Il programma del Carnevale Sociale dello Zen
La manifestazione prenderà il via giovedì 12 febbraio alle 15 nella chiesa di San Filippo Neri allo Zen, per poi proseguire venerdì alle 14.30 al porticciolo di Sant’Erasmo e in via Ingrassia. Sabato, alle 15, il programma coinvolgerà associazioni e centri sociali con appuntamenti al Cep, in via Barisano da Trani, e successivamente all’Olivella in via San Basilio. Domenica alle 16 è prevista una tappa a Partinico, al circolo Arci. Martedì si tornerà nel centro storico di Palermo, al Borgo Vecchio, prima della chiusura fissata per mercoledì alle 15 tra Ballarò e la Zisa, in via Imera.

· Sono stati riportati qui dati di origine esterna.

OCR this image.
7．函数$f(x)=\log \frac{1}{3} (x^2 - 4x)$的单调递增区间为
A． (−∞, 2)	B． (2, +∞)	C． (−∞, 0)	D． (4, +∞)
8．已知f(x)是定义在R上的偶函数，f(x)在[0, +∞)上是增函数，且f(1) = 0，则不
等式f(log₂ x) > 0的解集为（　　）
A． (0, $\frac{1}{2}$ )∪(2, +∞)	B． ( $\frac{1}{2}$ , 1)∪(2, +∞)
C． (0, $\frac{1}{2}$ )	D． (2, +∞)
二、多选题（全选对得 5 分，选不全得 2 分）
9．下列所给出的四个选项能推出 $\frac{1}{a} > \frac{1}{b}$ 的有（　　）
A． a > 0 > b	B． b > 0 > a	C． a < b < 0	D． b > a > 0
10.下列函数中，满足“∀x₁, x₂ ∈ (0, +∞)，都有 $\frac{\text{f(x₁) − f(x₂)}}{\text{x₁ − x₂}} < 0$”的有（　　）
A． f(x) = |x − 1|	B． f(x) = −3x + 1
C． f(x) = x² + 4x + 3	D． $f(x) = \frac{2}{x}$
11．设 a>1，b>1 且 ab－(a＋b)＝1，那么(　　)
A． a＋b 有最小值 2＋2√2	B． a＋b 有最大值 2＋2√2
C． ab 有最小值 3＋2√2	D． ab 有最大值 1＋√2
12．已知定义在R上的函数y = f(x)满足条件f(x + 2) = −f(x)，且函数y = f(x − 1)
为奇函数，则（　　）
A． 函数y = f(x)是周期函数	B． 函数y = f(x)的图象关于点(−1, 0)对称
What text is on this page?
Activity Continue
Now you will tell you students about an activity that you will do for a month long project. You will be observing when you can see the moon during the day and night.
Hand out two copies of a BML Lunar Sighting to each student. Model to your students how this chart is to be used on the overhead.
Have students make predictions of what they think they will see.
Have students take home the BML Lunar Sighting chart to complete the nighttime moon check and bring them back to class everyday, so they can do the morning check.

La kermesse si contraddistingue per la forte componente sociale: nelle scuole, infatti, già da settimane, i bambini stanno preparando maschere e coreografie con laboratori ad hoc, così da far sviluppare la creatività di chi è più piccolo e per addobbare i quartieri che ospiteranno il Carnevale.
Il messaggio della manifestazione
Oltre alla musica, ai balli e al divertimento, il Carnevale Sociale vuole dare un messaggio: è importante cambiare la prospettiva dei luoghi della città. Il tema Non ti allargare è stato scelto proprio per questo, per riflettere sugli spazi collettivi e su come vengono trattati dall’uomo. Dallo sfruttamento ambientale all’overtourism, secondo gli organizzatori si sta progressivamente limitando lo spazio pubblico per i cittadini: questo il motivo della scelta di rendere questa manifestazione è itinerante.